Il évoque aussi un autre obstacle : « Ces blessures touchent une catégorie de travailleurs dont la voix n'est peut-être pas très entendue. Si ce type de blessures touchait des cols blancs, nous ne serions certainement pas dans cette situation », affirme-t-il, établissant un parallèle avec les efforts considérables déployés en Suède il y a quelques années pour protéger les travailleurs sensibles aux champs électromagnétiques émis par les appareils électroniques.

« Bien qu'il n'existe aucune preuve médicale réelle à ce sujet, par pure précaution, les employeurs et l'industrie ont déployé des efforts considérables pour réduire ces émissions électriques provenant des écrans d'ordinateur. Si l'on compare cela à ce qui est fait aujourd'hui pour les lésions dues aux vibrations, le contraste est frappant. En effet, malgré des preuves médicales abondantes depuis plus de 100 ans, très peu de mesures ont été prises. »

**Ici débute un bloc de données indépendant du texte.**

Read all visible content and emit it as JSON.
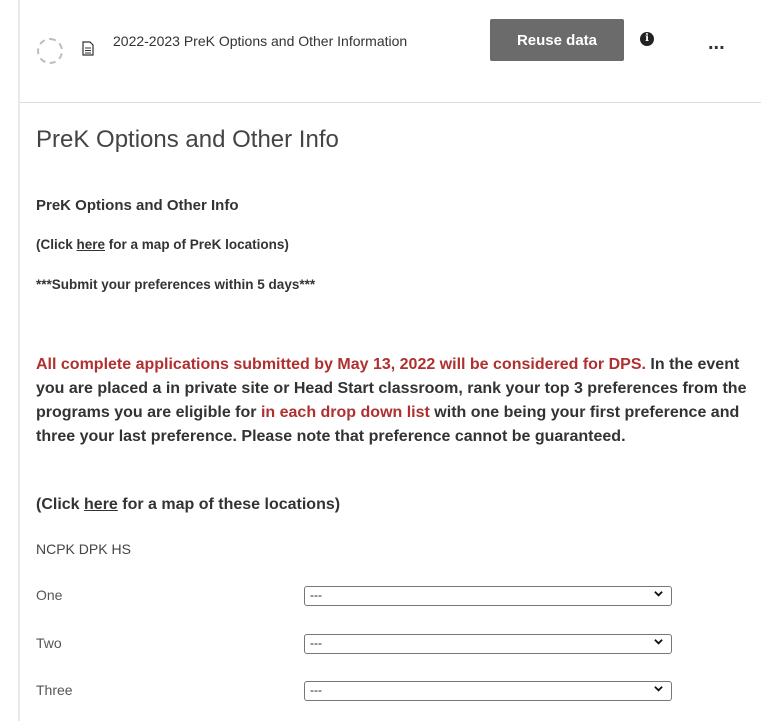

Pour Torstensson Aas, il est urgent et essentiel d'introduire des limites strictes sur les vibrations des machines, mais aussi sur le niveau d'UV. « Ce que je ne comprends vraiment pas, et c'est peut-être la plus grande faille des normes et des règles, c'est comment est-il possible de commercialiser un produit dangereux, susceptible de rendre les gens malades et de les blesser à vie, alors qu'il existe d'autres options ? Nous avons des limites sur le bruit, la vitesse, les émissions dans l'atmosphère, alors pourquoi n'y a-t-il pas de limites concernant les vibrations de ce type d'outils ? Pourquoi existe-t-il deux produits qui font exactement la même chose, mais dont l'un peut être utilisé pendant huit heures sans causer de blessures et l'autre seulement pendant 15 minutes en raison de la puissance de ses vibrations ? Les fabricants devraient être tenus de respecter des limites claires afin de garantir la santé et la sécurité des travailleurs », insiste le syndicaliste suédois.